Cela se passe à tous les niveaux. Il y a un double parcours, celui vu sous l’angle marketing et celui vu sous l’angle de la sécurité. Chaque maillon de ce parcours est travaillé de telle manière que la qualité et la sécurité soient toujours au rendez-vous. Il y a un renfort des équipes d’accueil lors des pics de fréquentation. On ne peut pas accroître la capacité d’une attraction mais on peut en revanche essayer de faire en sorte que la gestion de flux soit la plus fluide possible, notamment avec l’accroissement des spectacles. Cela fait partie du métier de l’exploitant et il y a aussi un très gros travail effectué dans le traitement des réclamations. Tous les exploitants prennent le temps de répondre à cela. C’est très important, l’expérience de visite se transmet par bouche à oreille, les meilleurs ambassadeurs sont les clients donc l’obsession des exploitants est la satisfaction des clients. De nombreux items sont surveillés de près avec des réflexions pour cibler les axes d’amélioration. On reprend la même chaîne d’un point de vue sécurité, c’est fondamental. Il ne doit y avoir aucun doute sur le capital confiance du parc. En 2018, sur 63 millions de visites, nous avons eu 25 blessés. C’est un taux qui est proche de zéro mais cela reste vingt cinq accidents de trop, inacceptables pour les visiteurs et aussi pour les collaborateurs. La qualité de l’expérience vient du principe fondamental de sécurité.
Quelles sont les réflexions pour accueillir les visiteurs en situation de handicap ?
Nous avons une commission handicap. Nous avons signé une charte en 2003 sur l’accessibilité de nos parcs et nous sommes en train de la réviser pour inclure l’autisme. Nous sommes un des secteurs du tourisme les plus avancés en termes d’accessibilité même si globalement, la France est très en retard, il y a donc encore beaucoup à faire. Nous réalisons beaucoup d’efforts mais restons humbles. Aujourd’hui, au niveau constructeur, c’est dans le cahier des charges dès le départ.
Dans le cadre de notre commission RSE, nous travaillons sur l’accueil des personnes en fragilité, qu’elles soient en fragilité temporaire ou permanente. Cela a, par conséquent un impact sur l’ensemble des visiteurs.

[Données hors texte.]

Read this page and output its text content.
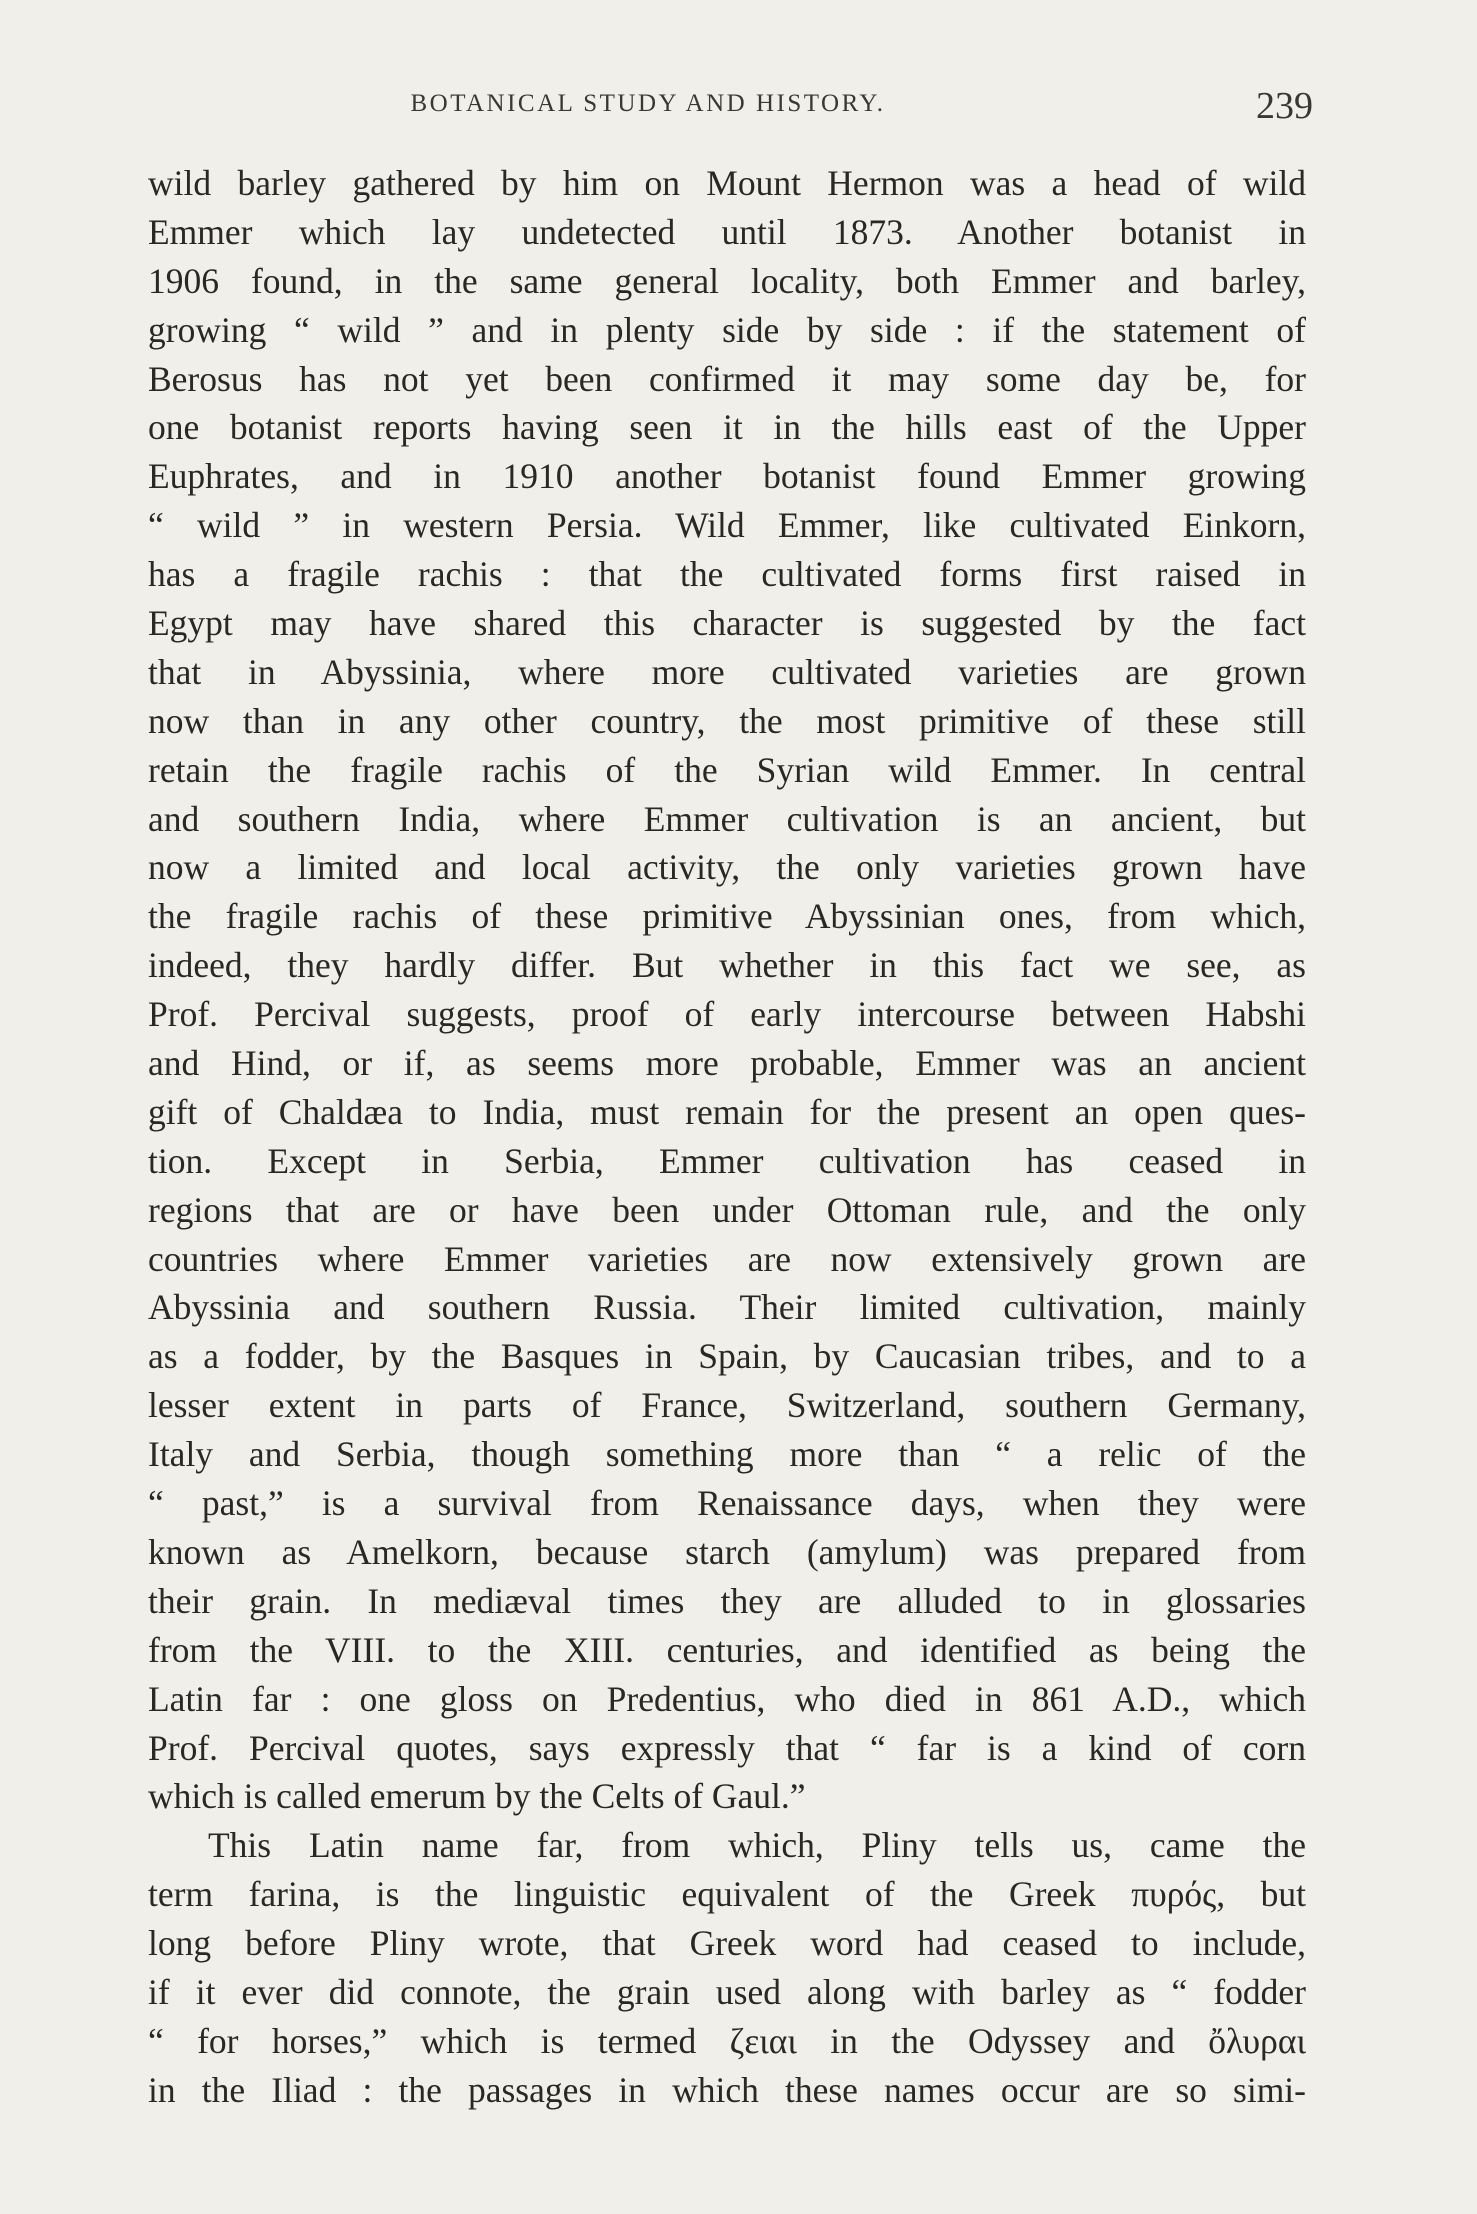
BOTANICAL STUDY AND HISTORY.	239
wild barley gathered by him on Mount Hermon was a head of wild
Emmer which lay undetected until 1873. Another botanist in
1906 found, in the same general locality, both Emmer and barley,
growing “ wild ” and in plenty side by side : if the statement of
Berosus has not yet been confirmed it may some day be, for
one botanist reports having seen it in the hills east of the Upper
Euphrates, and in 1910 another botanist found Emmer growing
“ wild ” in western Persia. Wild Emmer, like cultivated Einkorn,
has a fragile rachis : that the cultivated forms first raised in
Egypt may have shared this character is suggested by the fact
that in Abyssinia, where more cultivated varieties are grown
now than in any other country, the most primitive of these still
retain the fragile rachis of the Syrian wild Emmer. In central
and southern India, where Emmer cultivation is an ancient, but
now a limited and local activity, the only varieties grown have
the fragile rachis of these primitive Abyssinian ones, from which,
indeed, they hardly differ. But whether in this fact we see, as
Prof. Percival suggests, proof of early intercourse between Habshi
and Hind, or if, as seems more probable, Emmer was an ancient
gift of Chaldæa to India, must remain for the present an open ques-
tion. Except in Serbia, Emmer cultivation has ceased in
regions that are or have been under Ottoman rule, and the only
countries where Emmer varieties are now extensively grown are
Abyssinia and southern Russia. Their limited cultivation, mainly
as a fodder, by the Basques in Spain, by Caucasian tribes, and to a
lesser extent in parts of France, Switzerland, southern Germany,
Italy and Serbia, though something more than “ a relic of the
“ past,” is a survival from Renaissance days, when they were
known as Amelkorn, because starch (amylum) was prepared from
their grain. In mediæval times they are alluded to in glossaries
from the VIII. to the XIII. centuries, and identified as being the
Latin far : one gloss on Predentius, who died in 861 A.D., which
Prof. Percival quotes, says expressly that “ far is a kind of corn
which is called emerum by the Celts of Gaul.”
This Latin name far, from which, Pliny tells us, came the
term farina, is the linguistic equivalent of the Greek πυρός, but
long before Pliny wrote, that Greek word had ceased to include,
if it ever did connote, the grain used along with barley as “ fodder
“ for horses,” which is termed ζειαι in the Odyssey and ὄλυραι
in the Iliad : the passages in which these names occur are so simi-
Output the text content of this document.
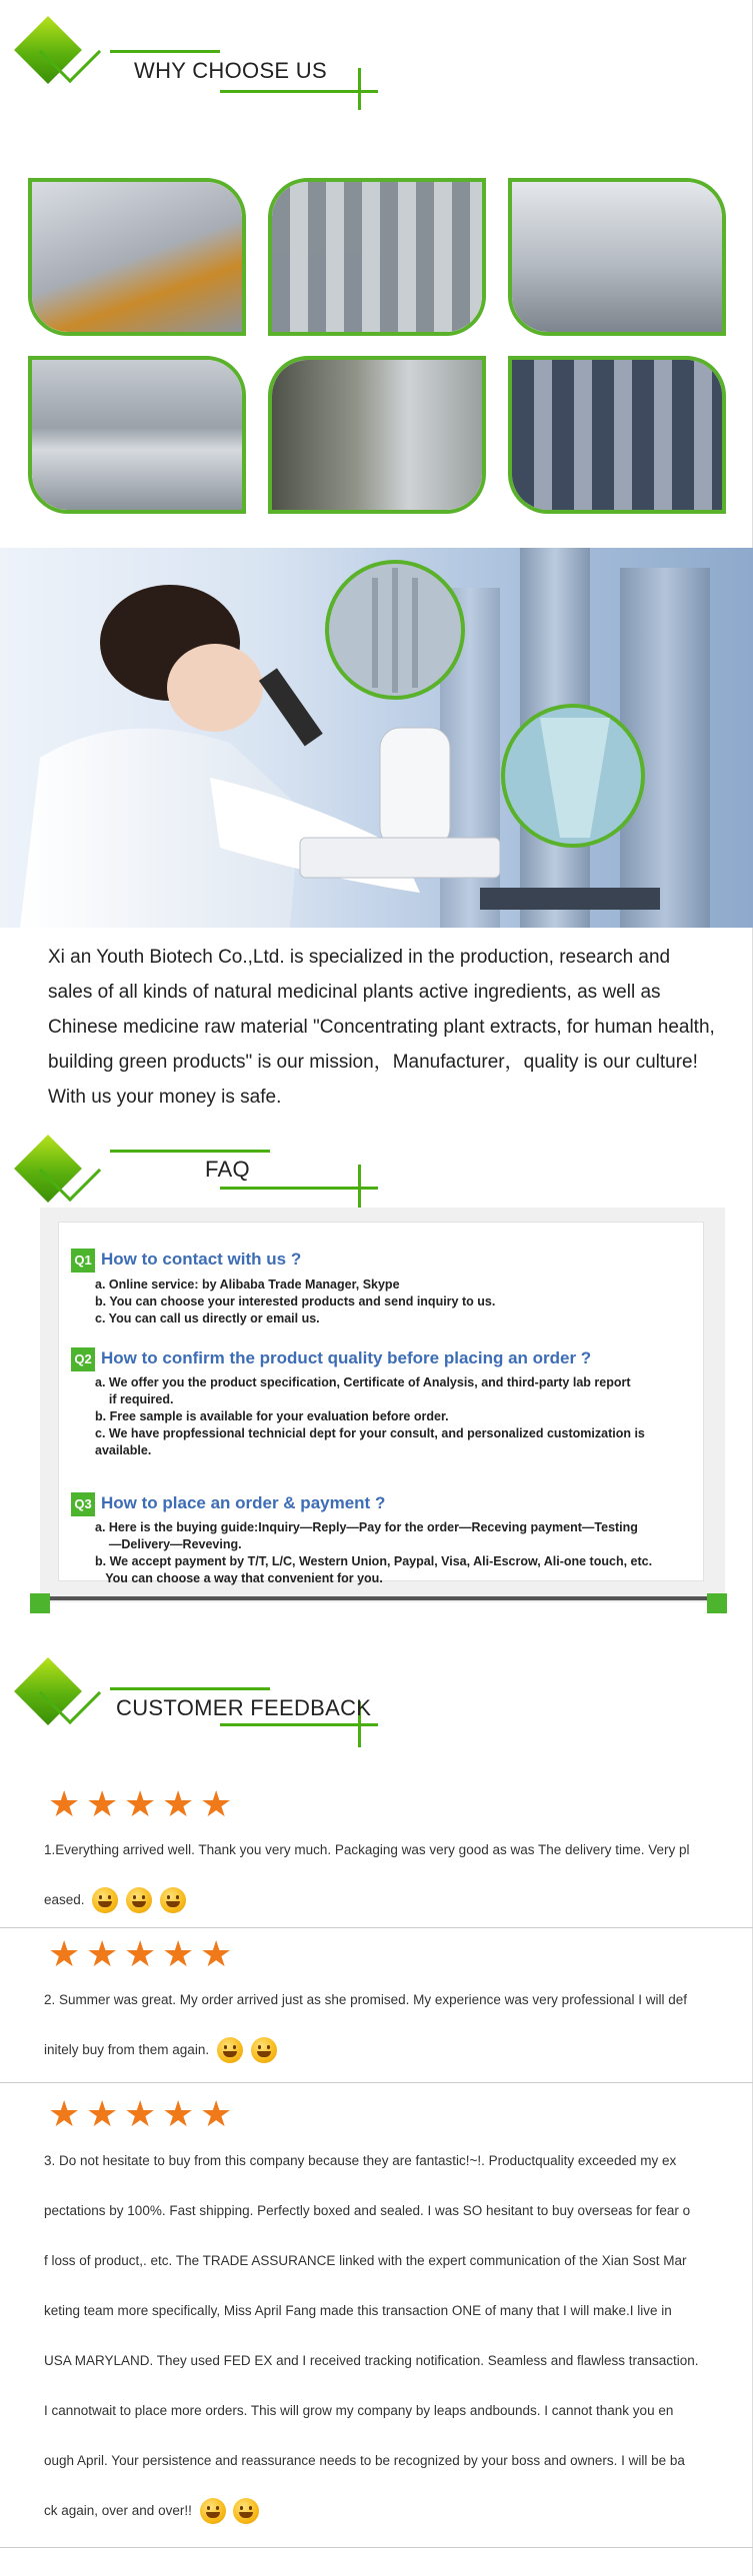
WHY CHOOSE US
Xi an Youth Biotech Co.,Ltd. is specialized in the production, research and sales of all kinds of natural medicinal plants active ingredients, as well as Chinese medicine raw material "Concentrating plant extracts, for human health, building green products" is our mission，Manufacturer，quality is our culture! With us your money is safe.
FAQ
Q1 How to contact with us ?
a. Online service: by Alibaba Trade Manager, Skype
b. You can choose your interested products and send inquiry to us.
c. You can call us directly or email us.
Q2 How to confirm the product quality before placing an order ?
a. We offer you the product specification, Certificate of Analysis, and third-party lab report
if required.
b. Free sample is available for your evaluation before order.
c. We have propfessional technicial dept for your consult, and personalized customization is
available.
Q3 How to place an order & payment ?
a. Here is the buying guide:Inquiry—Reply—Pay for the order—Receving payment—Testing
—Delivery—Reveving.
b. We accept payment by T/T, L/C, Western Union, Paypal, Visa, Ali-Escrow, Ali-one touch, etc.
You can choose a way that convenient for you.
CUSTOMER FEEDBACK
★ ★ ★ ★ ★
1.Everything arrived well. Thank you very much. Packaging was very good as was The delivery time. Very pl
eased.
★ ★ ★ ★ ★
2. Summer was great. My order arrived just as she promised. My experience was very professional I will def
initely buy from them again.
★ ★ ★ ★ ★
3. Do not hesitate to buy from this company because they are fantastic!~!. Productquality exceeded my ex
pectations by 100%. Fast shipping. Perfectly boxed and sealed. I was SO hesitant to buy overseas for fear o
f loss of product,. etc. The TRADE ASSURANCE linked with the expert communication of the Xian Sost Mar
keting team more specifically, Miss April Fang made this transaction ONE of many that I will make.I live in
USA MARYLAND. They used FED EX and I received tracking notification. Seamless and flawless transaction.
I cannotwait to place more orders. This will grow my company by leaps andbounds. I cannot thank you en
ough April. Your persistence and reassurance needs to be recognized by your boss and owners. I will be ba
ck again, over and over!!
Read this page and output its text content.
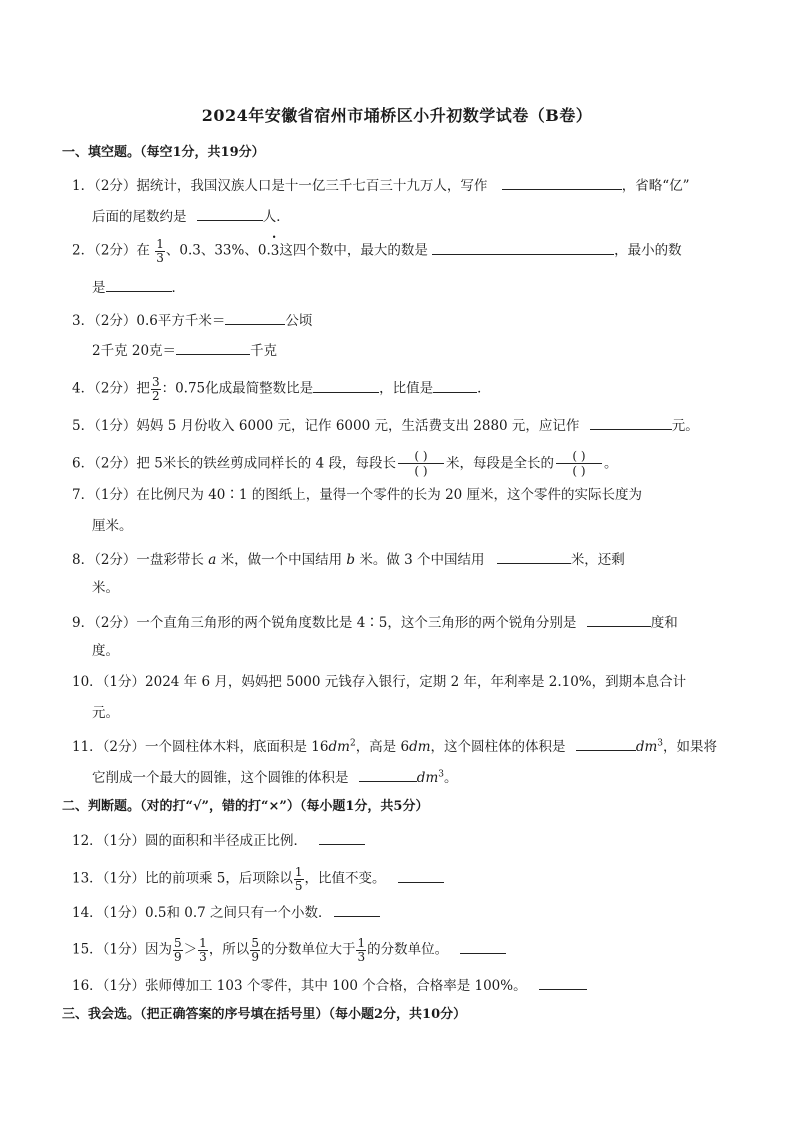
2024年安徽省宿州市埇桥区小升初数学试卷（B卷）
一、填空题。（每空1分，共19分）
1．（2分）据统计，我国汉族人口是十一亿三千七百三十九万人，写作	，省略“亿”
后面的尾数约是	人．
2．（2分）在 $\frac{1}{3}$ 、0.3、33%、0.• 3这四个数中，最大的数是	，最小的数
是	．
3．（2分）0.6平方千米＝	公顷
2千克 20克＝	千克
4．（2分）把 $\frac{3}{2}$ ：0.75化成最简整数比是	，比值是	．
5．（1分）妈妈 5 月份收入 6000 元，记作 6000 元，生活费支出 2880 元，应记作	元。
6．（2分）把 5米长的铁丝剪成同样长的 4 段，每段长 ( )
( ) 米，每段是全长的 ( )
( ) 。
7．（1分）在比例尺为 40∶1 的图纸上，量得一个零件的长为 20 厘米，这个零件的实际长度为
厘米。
8．（2分）一盘彩带长 a 米，做一个中国结用 b 米。做 3 个中国结用	米，还剩
米。
9．（2分）一个直角三角形的两个锐角度数比是 4∶5，这个三角形的两个锐角分别是	度和
度。
10．（1分）2024 年 6 月，妈妈把 5000 元钱存入银行，定期 2 年，年利率是 2.10%，到期本息合计
元。
11．（2分）一个圆柱体木料，底面积是 $16dm^2$，高是 6dm，这个圆柱体的体积是	$dm^3$，如果将
它削成一个最大的圆锥，这个圆锥的体积是	$dm^3$。
二、判断题。（对的打“√”，错的打“×”）（每小题1分，共5分）
12．（1分）圆的面积和半径成正比例．
13．（1分）比的前项乘 5，后项除以 $\frac{1}{5}$ ，比值不变。
14．（1分）0.5和 0.7 之间只有一个小数．
15．（1分）因为 $\frac{5}{9} > \frac{1}{3}$ ，所以 $\frac{5}{9}$ 的分数单位大于 $\frac{1}{3}$ 的分数单位。
16．（1分）张师傅加工 103 个零件，其中 100 个合格，合格率是 100%。
三、我会选。（把正确答案的序号填在括号里）（每小题2分，共10分）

Au niveau social, y a-t-il des choses mises en place pour l’accès à la culture et au divertissement ?
Il s’agit là d’un point qui relève du service public. Il concerne essentiellement les parcs à dominante culturelle où il y a des conventions qui sont passées avec une véritable mission de services publics qui permet à une certaine population d’avoir des tarifs préférentiels. Même pour les entreprises privées, il y a des offres mises en place. Les parcs de loisirs accueillent une clientèle essentiellement populaire.
Avez-vous des liens avec des espaces de loisirs à l’international pour échanger sur des bonnes pratiques ?
Le SNELAC est adhérent de International Association of Amusement Parks and Attractions qui fédère l’ensemble des parcs de loisirs. Nous réunissons tous les fournisseurs lors d’un salon. Le SNELAC est l’organisation la plus importante au niveau européen, nous avons pris le lead en matière de sécurité et partageons donc tout ce que nous faisons sur ce point. On met aussi en place des labels RSE concernant les trois piliers : environnement, social et économique. Nous faisons en 2020 une expérimentation avec 20 adhérents qui vont passer un audit sur une centaine de critères RSE. Toute cette dimension prospective est vraiment au coeur des préoccupations de nos exploitants.